Poly (3, 4-ethylenedioxythiophene) engineered hollow Bi2O3 core-shell architectures for long cycle performance of flexible supercapacitors

Abstract

The booming development of electronic devices has promoted the in-depth research on flexible supercapacitors. The structural design of core@shell can be regarded as an effective method of achieving excellent electrochemical performance and outstanding flexibility of electrode materials. Herein, a special structure of core@shell hybrid Bi2O3-x@carbon fiber@poly (3, 4-ethylenedioxythiophene) (Bi2O3-x@CF@PEDOT) electrode derived from a Bi-metal-organic framework (Bi-MOF) is fabricated by using the electrospinning technique, and using the stabilization, pyrolyzation and polymerization procedures. The amount of Bi-MOF is regulated to obtain an optimized flexible substrate (Bi2O3-x@CF). The free space of the hollow Bi2O3 microrod can effectively alleviate the volume expansion during long cycling processes and further promote ion diffusion. The effective optimizations for the structure and content could significantly improve the conductivity and electrochemical performance of the constructed electrode.

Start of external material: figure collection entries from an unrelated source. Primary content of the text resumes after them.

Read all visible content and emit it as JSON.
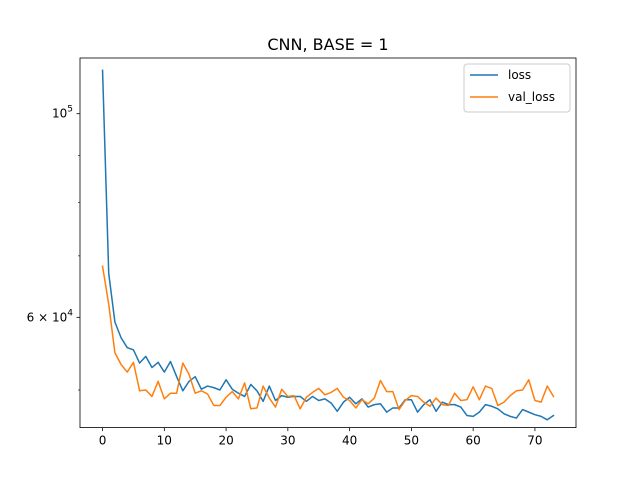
{
  "chart_data": {
    "type": "line",
    "title": "CNN, BASE = 1",
    "xlabel": "",
    "ylabel": "",
    "xlim": [
      -3.65,
      76.65
    ],
    "ylim": [
      45500,
      115000
    ],
    "yscale": "log",
    "xticks": [
      0,
      10,
      20,
      30,
      40,
      50,
      60,
      70
    ],
    "yticks": [
      {
        "value": 100000,
        "base": "10",
        "exp": "5"
      },
      {
        "value": 60000,
        "base": "6 × 10",
        "exp": "4"
      }
    ],
    "legend_position": "upper right",
    "series": [
      {
        "name": "loss",
        "color": "#1f77b4",
        "x": [
          0,
          1,
          2,
          3,
          4,
          5,
          6,
          7,
          8,
          9,
          10,
          11,
          12,
          13,
          14,
          15,
          16,
          17,
          18,
          19,
          20,
          21,
          22,
          23,
          24,
          25,
          26,
          27,
          28,
          29,
          30,
          31,
          32,
          33,
          34,
          35,
          36,
          37,
          38,
          39,
          40,
          41,
          42,
          43,
          44,
          45,
          46,
          47,
          48,
          49,
          50,
          51,
          52,
          53,
          54,
          55,
          56,
          57,
          58,
          59,
          60,
          61,
          62,
          63,
          64,
          65,
          66,
          67,
          68,
          69,
          70,
          71,
          72,
          73
        ],
        "values": [
          111500,
          67000,
          59300,
          57000,
          55600,
          55300,
          53500,
          54400,
          52900,
          53600,
          52300,
          53700,
          51700,
          49900,
          51100,
          51700,
          50100,
          50500,
          50300,
          50000,
          51300,
          50100,
          49600,
          49200,
          50700,
          49900,
          48600,
          50500,
          48700,
          49300,
          49100,
          49200,
          49200,
          48600,
          49200,
          48700,
          48900,
          48400,
          47400,
          48500,
          49100,
          48300,
          48900,
          47900,
          48200,
          48300,
          47300,
          47800,
          47800,
          48800,
          48800,
          47300,
          48200,
          48800,
          47400,
          48500,
          48200,
          48200,
          47900,
          46900,
          46800,
          47300,
          48200,
          48000,
          47700,
          47100,
          46800,
          46600,
          47600,
          47300,
          47000,
          46800,
          46400,
          46900
        ]
      },
      {
        "name": "val_loss",
        "color": "#ff7f0e",
        "x": [
          0,
          1,
          2,
          3,
          4,
          5,
          6,
          7,
          8,
          9,
          10,
          11,
          12,
          13,
          14,
          15,
          16,
          17,
          18,
          19,
          20,
          21,
          22,
          23,
          24,
          25,
          26,
          27,
          28,
          29,
          30,
          31,
          32,
          33,
          34,
          35,
          36,
          37,
          38,
          39,
          40,
          41,
          42,
          43,
          44,
          45,
          46,
          47,
          48,
          49,
          50,
          51,
          52,
          53,
          54,
          55,
          56,
          57,
          58,
          59,
          60,
          61,
          62,
          63,
          64,
          65,
          66,
          67,
          68,
          69,
          70,
          71,
          72,
          73
        ],
        "values": [
          68200,
          62000,
          54900,
          53300,
          52300,
          53600,
          49900,
          50000,
          49200,
          51100,
          48900,
          49600,
          49600,
          53500,
          52000,
          49600,
          49900,
          49500,
          48100,
          48100,
          49100,
          49800,
          48900,
          50900,
          47700,
          47800,
          50500,
          49000,
          47900,
          50100,
          49200,
          49300,
          47700,
          49100,
          49700,
          50200,
          49400,
          49700,
          50200,
          49100,
          48700,
          47800,
          48800,
          48300,
          49000,
          51200,
          49800,
          49800,
          47600,
          48700,
          49300,
          49200,
          48500,
          48000,
          49000,
          48200,
          48100,
          49600,
          48700,
          48800,
          50400,
          48800,
          50500,
          50200,
          48100,
          48500,
          49300,
          49900,
          50000,
          51300,
          48700,
          48500,
          50500,
          49200
        ]
      }
    ]
  }
}
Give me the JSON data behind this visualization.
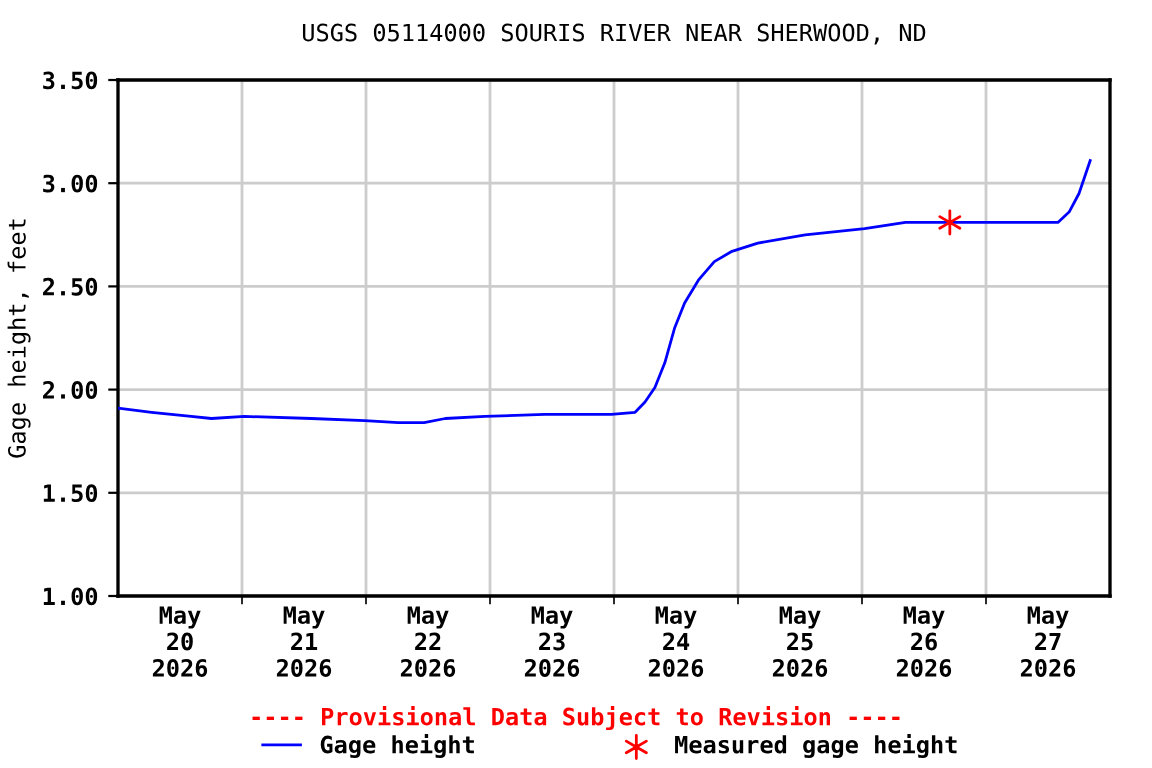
{
  "chart_data": {
    "type": "line",
    "title": "USGS 05114000 SOURIS RIVER NEAR SHERWOOD, ND",
    "ylabel": "Gage height, feet",
    "annotations": [
      "---- Provisional Data Subject to Revision ----"
    ],
    "series": [
      {
        "name": "Gage height",
        "color": "#0000ff",
        "marker": "none",
        "x": [
          "2026-05-20T00:00",
          "2026-05-20T06:30",
          "2026-05-20T14:10",
          "2026-05-20T18:05",
          "2026-05-21T00:30",
          "2026-05-21T13:25",
          "2026-05-21T23:45",
          "2026-05-22T06:15",
          "2026-05-22T11:15",
          "2026-05-22T15:20",
          "2026-05-22T23:00",
          "2026-05-23T10:35",
          "2026-05-23T23:30",
          "2026-05-24T04:05",
          "2026-05-24T06:00",
          "2026-05-24T07:55",
          "2026-05-24T09:50",
          "2026-05-24T11:45",
          "2026-05-24T13:40",
          "2026-05-24T16:20",
          "2026-05-24T19:25",
          "2026-05-24T22:50",
          "2026-05-25T03:50",
          "2026-05-25T13:00",
          "2026-05-26T00:30",
          "2026-05-26T08:25",
          "2026-05-26T16:05",
          "2026-05-27T01:10",
          "2026-05-27T13:55",
          "2026-05-27T16:05",
          "2026-05-27T18:00",
          "2026-05-27T20:10"
        ],
        "values": [
          1.91,
          1.89,
          1.87,
          1.86,
          1.87,
          1.86,
          1.85,
          1.84,
          1.84,
          1.86,
          1.87,
          1.88,
          1.88,
          1.89,
          1.94,
          2.01,
          2.13,
          2.3,
          2.42,
          2.53,
          2.62,
          2.67,
          2.71,
          2.75,
          2.78,
          2.81,
          2.81,
          2.81,
          2.81,
          2.86,
          2.95,
          3.11
        ]
      },
      {
        "name": "Measured gage height",
        "color": "#ff0000",
        "type": "scatter",
        "marker": "cross",
        "x": [
          "2026-05-26T17:00"
        ],
        "values": [
          2.81
        ]
      }
    ],
    "xlim": [
      "2026-05-20T00:00",
      "2026-05-28T00:00"
    ],
    "xticks": [
      {
        "value": "2026-05-20T12:00",
        "label": "May\n20\n2026"
      },
      {
        "value": "2026-05-21T12:00",
        "label": "May\n21\n2026"
      },
      {
        "value": "2026-05-22T12:00",
        "label": "May\n22\n2026"
      },
      {
        "value": "2026-05-23T12:00",
        "label": "May\n23\n2026"
      },
      {
        "value": "2026-05-24T12:00",
        "label": "May\n24\n2026"
      },
      {
        "value": "2026-05-25T12:00",
        "label": "May\n25\n2026"
      },
      {
        "value": "2026-05-26T12:00",
        "label": "May\n26\n2026"
      },
      {
        "value": "2026-05-27T12:00",
        "label": "May\n27\n2026"
      },
      {
        "value": "2026-05-21T00:00",
        "label": null
      },
      {
        "value": "2026-05-22T00:00",
        "label": null
      },
      {
        "value": "2026-05-23T00:00",
        "label": null
      },
      {
        "value": "2026-05-24T00:00",
        "label": null
      },
      {
        "value": "2026-05-25T00:00",
        "label": null
      },
      {
        "value": "2026-05-26T00:00",
        "label": null
      },
      {
        "value": "2026-05-27T00:00",
        "label": null
      }
    ],
    "ylim": [
      1.0,
      3.5
    ],
    "yticks": [
      {
        "value": 1.0,
        "label": "1.00"
      },
      {
        "value": 1.5,
        "label": "1.50"
      },
      {
        "value": 2.0,
        "label": "2.00"
      },
      {
        "value": 2.5,
        "label": "2.50"
      },
      {
        "value": 3.0,
        "label": "3.00"
      },
      {
        "value": 3.5,
        "label": "3.50"
      }
    ],
    "grid": true,
    "legend": "bottom"
  }
}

The prepared Bi2O3–0.5@CF@PEDOT electrode exhibits a satisfied specific capacitance of 460 F g−1 (1 A g−1) and great cycling stability. The assembled symmetric supercapacitor yields a desired energy density (i.e., 16.4 Wh kg−1) and power density (i.e., 500.34 W kg−1), and remarkable cycling performance (i.e., 99 % capacitance retention after 8500 cycles). Moreover, the excellent flexibility of the device is demonstrated by folding the supercapacitor into different angles and without obvious capacitance loss. This work provides a special structural design method of constructing high-performance flexible electrodes.